Por que o debate sobre concentração não avança no futebol?
Há dois dias, Ronaldo fez uma ótima observação sobre o excesso de concentração no Corinthians. Disse ele: “Se concentração ganhasse jogo, o time do presídio venceria sempre. Temos que fazer o máximo para conseguir esse título e passar o resto do ano mais tranquilo, porque eu, particularmente, estou cansado”.
A frase teve muita repercussão, mas pouca discussão – e não lembro de ter lido nenhuma menção ao seu autor original, o jornalista João Saldanha (1917-1990), que disse: “Se concentração ganhasse jogo, o time da penitenciária seria campeão invicto.” Desde o final da década de 60, Saldanha defendia a idéia que os excessos da concentração eram desnecessários e que os jogadores de futebol, em sua maioria, tinham consciência que o desempenho em campo estava relacionado ao bom estado físico.

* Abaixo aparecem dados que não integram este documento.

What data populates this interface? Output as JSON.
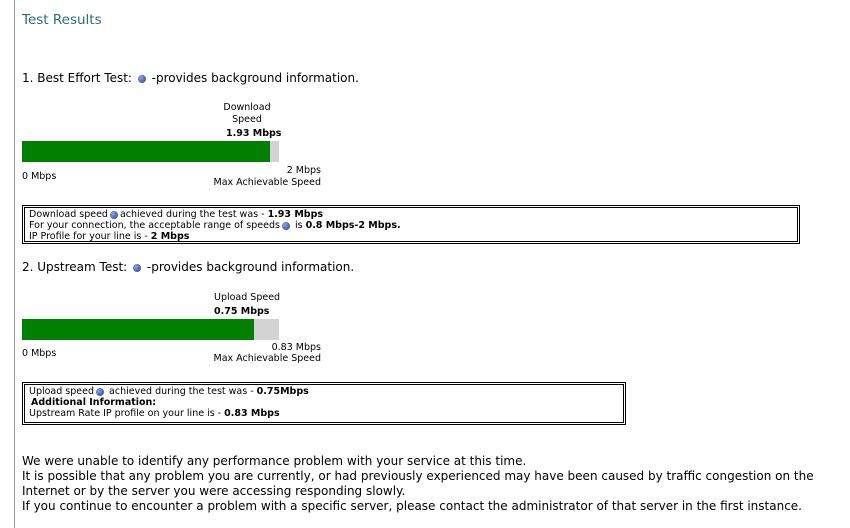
{
  "header": {
    "title": "Test Results"
  },
  "sections": [
    {
      "heading": "1. Best Effort Test:",
      "info": "-provides background information.",
      "gauge": {
        "label": "Download Speed",
        "value": 1.93,
        "value_label": "1.93 Mbps",
        "min": 0,
        "min_label": "0 Mbps",
        "max": 2,
        "max_label": "2 Mbps",
        "max_caption": "Max Achievable Speed",
        "color": "#008000"
      },
      "summary": [
        [
          "Download speed",
          "achieved during the test was - ",
          "1.93 Mbps"
        ],
        [
          "For your connection, the acceptable range of speeds",
          " is ",
          "0.8 Mbps-2 Mbps."
        ],
        [
          "IP Profile for your line is - ",
          "2 Mbps"
        ]
      ]
    },
    {
      "heading": "2. Upstream Test:",
      "info": "-provides background information.",
      "gauge": {
        "label": "Upload Speed",
        "value": 0.75,
        "value_label": "0.75 Mbps",
        "min": 0,
        "min_label": "0 Mbps",
        "max": 0.83,
        "max_label": "0.83 Mbps",
        "max_caption": "Max Achievable Speed",
        "color": "#008000"
      },
      "summary": [
        [
          "Upload speed",
          " achieved during the test was - ",
          "0.75Mbps"
        ],
        [
          "Additional Information:"
        ],
        [
          "Upstream Rate IP profile on your line is - ",
          "0.83 Mbps"
        ]
      ]
    }
  ],
  "footer": [
    "We were unable to identify any performance problem with your service at this time.",
    "It is possible that any problem you are currently, or had previously experienced may have been caused by traffic congestion on the",
    "Internet or by the server you were accessing responding slowly.",
    "If you continue to encounter a problem with a specific server, please contact the administrator of that server in the first instance."
  ]
}
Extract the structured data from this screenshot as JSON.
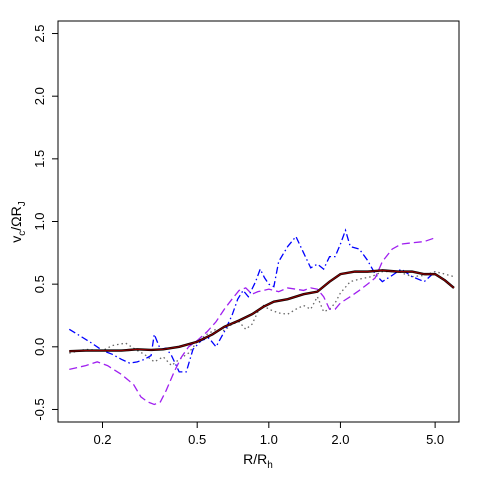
{
  "chart_data": {
    "type": "line",
    "title": "",
    "xlabel": {
      "base": "R/R",
      "sub": "h"
    },
    "ylabel": {
      "v": "v",
      "v_sub": "c",
      "rest": "/ΩR",
      "r_sub": "J"
    },
    "x_scale": "log",
    "xlim": [
      0.13,
      6.3
    ],
    "ylim": [
      -0.6,
      2.6
    ],
    "x_ticks": [
      0.2,
      0.5,
      1.0,
      2.0,
      5.0
    ],
    "x_tick_labels": [
      "0.2",
      "0.5",
      "1.0",
      "2.0",
      "5.0"
    ],
    "y_ticks": [
      -0.5,
      0.0,
      0.5,
      1.0,
      1.5,
      2.0,
      2.5
    ],
    "y_tick_labels": [
      "-0.5",
      "0.0",
      "0.5",
      "1.0",
      "1.5",
      "2.0",
      "2.5"
    ],
    "grid": false,
    "legend": "none",
    "series": [
      {
        "style": "solid",
        "color": "#000000",
        "overlay_color": "#8b0000",
        "points": [
          [
            0.145,
            -0.035
          ],
          [
            0.17,
            -0.03
          ],
          [
            0.2,
            -0.03
          ],
          [
            0.24,
            -0.03
          ],
          [
            0.28,
            -0.02
          ],
          [
            0.32,
            -0.025
          ],
          [
            0.36,
            -0.02
          ],
          [
            0.42,
            0.0
          ],
          [
            0.5,
            0.04
          ],
          [
            0.58,
            0.1
          ],
          [
            0.65,
            0.16
          ],
          [
            0.75,
            0.21
          ],
          [
            0.85,
            0.26
          ],
          [
            0.95,
            0.32
          ],
          [
            1.05,
            0.36
          ],
          [
            1.2,
            0.38
          ],
          [
            1.4,
            0.42
          ],
          [
            1.6,
            0.44
          ],
          [
            1.8,
            0.52
          ],
          [
            2.0,
            0.58
          ],
          [
            2.3,
            0.6
          ],
          [
            2.6,
            0.6
          ],
          [
            3.0,
            0.61
          ],
          [
            3.5,
            0.6
          ],
          [
            4.0,
            0.6
          ],
          [
            4.5,
            0.58
          ],
          [
            5.0,
            0.58
          ],
          [
            5.5,
            0.53
          ],
          [
            6.0,
            0.47
          ]
        ]
      },
      {
        "style": "dotted",
        "color": "#666666",
        "points": [
          [
            0.145,
            -0.05
          ],
          [
            0.17,
            -0.02
          ],
          [
            0.2,
            -0.03
          ],
          [
            0.22,
            0.01
          ],
          [
            0.25,
            0.03
          ],
          [
            0.28,
            -0.03
          ],
          [
            0.3,
            -0.06
          ],
          [
            0.33,
            -0.12
          ],
          [
            0.36,
            -0.08
          ],
          [
            0.39,
            -0.15
          ],
          [
            0.42,
            -0.1
          ],
          [
            0.46,
            -0.05
          ],
          [
            0.5,
            0.04
          ],
          [
            0.55,
            0.1
          ],
          [
            0.6,
            0.14
          ],
          [
            0.65,
            0.13
          ],
          [
            0.7,
            0.18
          ],
          [
            0.75,
            0.2
          ],
          [
            0.8,
            0.14
          ],
          [
            0.85,
            0.18
          ],
          [
            0.9,
            0.28
          ],
          [
            0.95,
            0.33
          ],
          [
            1.0,
            0.3
          ],
          [
            1.1,
            0.27
          ],
          [
            1.2,
            0.26
          ],
          [
            1.3,
            0.3
          ],
          [
            1.4,
            0.33
          ],
          [
            1.5,
            0.3
          ],
          [
            1.6,
            0.4
          ],
          [
            1.7,
            0.28
          ],
          [
            1.8,
            0.3
          ],
          [
            1.9,
            0.35
          ],
          [
            2.0,
            0.43
          ],
          [
            2.2,
            0.52
          ],
          [
            2.4,
            0.54
          ],
          [
            2.7,
            0.56
          ],
          [
            3.0,
            0.6
          ],
          [
            3.5,
            0.6
          ],
          [
            4.0,
            0.56
          ],
          [
            4.5,
            0.57
          ],
          [
            5.0,
            0.6
          ],
          [
            5.5,
            0.58
          ],
          [
            6.0,
            0.56
          ]
        ]
      },
      {
        "style": "dashdot",
        "color": "#0000ff",
        "points": [
          [
            0.145,
            0.14
          ],
          [
            0.16,
            0.09
          ],
          [
            0.18,
            0.03
          ],
          [
            0.2,
            -0.03
          ],
          [
            0.22,
            -0.06
          ],
          [
            0.24,
            -0.1
          ],
          [
            0.26,
            -0.13
          ],
          [
            0.28,
            -0.12
          ],
          [
            0.3,
            -0.1
          ],
          [
            0.32,
            -0.07
          ],
          [
            0.33,
            0.1
          ],
          [
            0.35,
            -0.02
          ],
          [
            0.37,
            -0.01
          ],
          [
            0.39,
            -0.07
          ],
          [
            0.42,
            -0.2
          ],
          [
            0.45,
            -0.2
          ],
          [
            0.48,
            -0.02
          ],
          [
            0.52,
            0.05
          ],
          [
            0.56,
            0.07
          ],
          [
            0.6,
            0.0
          ],
          [
            0.65,
            0.12
          ],
          [
            0.7,
            0.25
          ],
          [
            0.74,
            0.38
          ],
          [
            0.78,
            0.45
          ],
          [
            0.82,
            0.4
          ],
          [
            0.88,
            0.52
          ],
          [
            0.92,
            0.62
          ],
          [
            0.96,
            0.55
          ],
          [
            1.0,
            0.5
          ],
          [
            1.05,
            0.48
          ],
          [
            1.1,
            0.68
          ],
          [
            1.2,
            0.8
          ],
          [
            1.3,
            0.88
          ],
          [
            1.4,
            0.75
          ],
          [
            1.5,
            0.63
          ],
          [
            1.6,
            0.66
          ],
          [
            1.7,
            0.62
          ],
          [
            1.8,
            0.72
          ],
          [
            1.9,
            0.72
          ],
          [
            2.0,
            0.82
          ],
          [
            2.1,
            0.93
          ],
          [
            2.2,
            0.8
          ],
          [
            2.4,
            0.78
          ],
          [
            2.6,
            0.69
          ],
          [
            2.8,
            0.58
          ],
          [
            3.0,
            0.52
          ],
          [
            3.3,
            0.57
          ],
          [
            3.6,
            0.62
          ],
          [
            4.0,
            0.56
          ],
          [
            4.5,
            0.52
          ],
          [
            5.0,
            0.6
          ]
        ]
      },
      {
        "style": "dashed",
        "color": "#a020f0",
        "points": [
          [
            0.145,
            -0.18
          ],
          [
            0.17,
            -0.15
          ],
          [
            0.19,
            -0.12
          ],
          [
            0.21,
            -0.15
          ],
          [
            0.24,
            -0.22
          ],
          [
            0.27,
            -0.3
          ],
          [
            0.29,
            -0.4
          ],
          [
            0.31,
            -0.44
          ],
          [
            0.33,
            -0.46
          ],
          [
            0.35,
            -0.44
          ],
          [
            0.37,
            -0.35
          ],
          [
            0.4,
            -0.2
          ],
          [
            0.43,
            -0.08
          ],
          [
            0.46,
            0.0
          ],
          [
            0.5,
            0.05
          ],
          [
            0.55,
            0.12
          ],
          [
            0.6,
            0.2
          ],
          [
            0.65,
            0.3
          ],
          [
            0.7,
            0.38
          ],
          [
            0.75,
            0.45
          ],
          [
            0.8,
            0.47
          ],
          [
            0.85,
            0.42
          ],
          [
            0.9,
            0.44
          ],
          [
            0.95,
            0.45
          ],
          [
            1.0,
            0.46
          ],
          [
            1.1,
            0.44
          ],
          [
            1.2,
            0.47
          ],
          [
            1.3,
            0.46
          ],
          [
            1.4,
            0.45
          ],
          [
            1.5,
            0.47
          ],
          [
            1.6,
            0.46
          ],
          [
            1.7,
            0.4
          ],
          [
            1.8,
            0.3
          ],
          [
            1.9,
            0.3
          ],
          [
            2.0,
            0.35
          ],
          [
            2.2,
            0.4
          ],
          [
            2.4,
            0.45
          ],
          [
            2.6,
            0.5
          ],
          [
            2.8,
            0.55
          ],
          [
            3.0,
            0.68
          ],
          [
            3.3,
            0.78
          ],
          [
            3.6,
            0.82
          ],
          [
            4.0,
            0.83
          ],
          [
            4.5,
            0.84
          ],
          [
            5.0,
            0.87
          ]
        ]
      }
    ]
  }
}
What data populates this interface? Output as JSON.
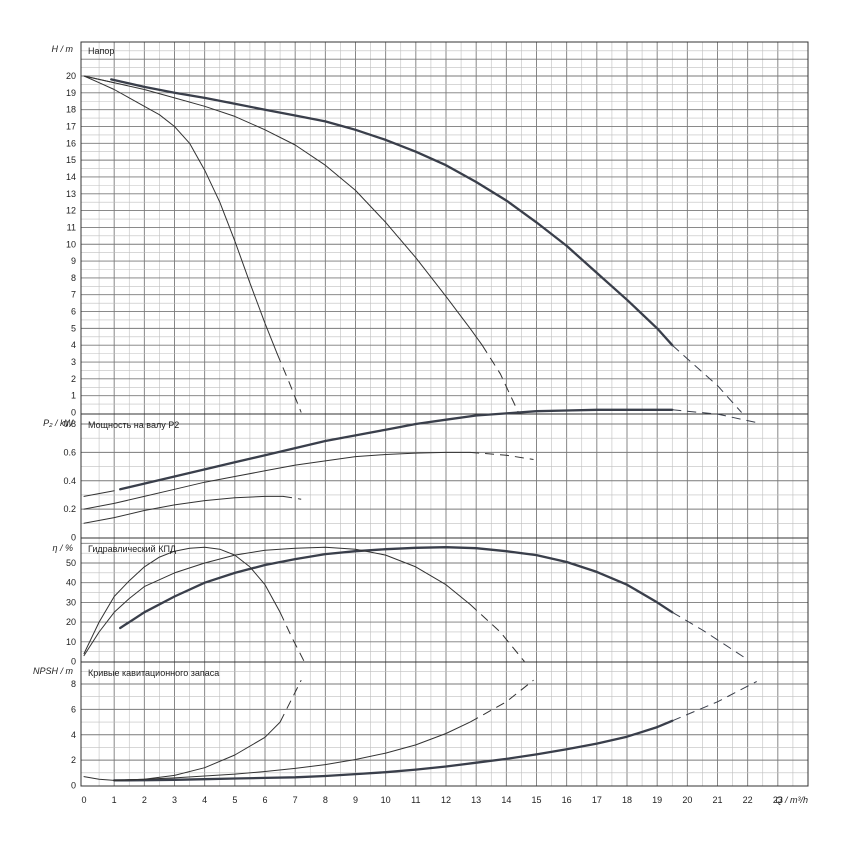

Saldanha foi um dos precursores no futebol da idéia de oferecer “liberdade com responsabilidade” aos atletas. Adotada em outros países a partir da década de 70, a proposta nunca encontrou eco no Brasil, salvo em raros episódios, como a Democracia Corintiana, liderada por Sócrates, na década de 80.
Mano Menezes evitou polemizar com Ronaldo, mas defendeu o rígido regime de concentração adotado pelo Corinthians: “É um sacrifício explicável num momento como esse”, disse, encerrando o assunto.
Como ocorreu com Saldanha, Ronaldo pregou no vazio. Creio que no ambiente do futebol brasileiro permanece forte a idéia que os jogadores, em sua maioria, são crianças irresponsáveis, que só pensam em se divertir, e que precisam ser tuteladas.
Estou com Saldanha e Ronaldo: acho que concentração não ganha jogo. O que você acha? Por que esse debate não prospera no Brasil?
Aproveito para recomendar duas leituras a quem se interessar em conhecer um pouco mais das idéias de João Saldanha. São duas ótimas biografias sobre o jornalista; “João Saldanha – Sobre nuvens de fantasia”, de João Maximo (Relume Dumará), e “João Saldanha – Uma vida em jogo”, de Andre Iki Siqueira (Companhia Editora Nacional).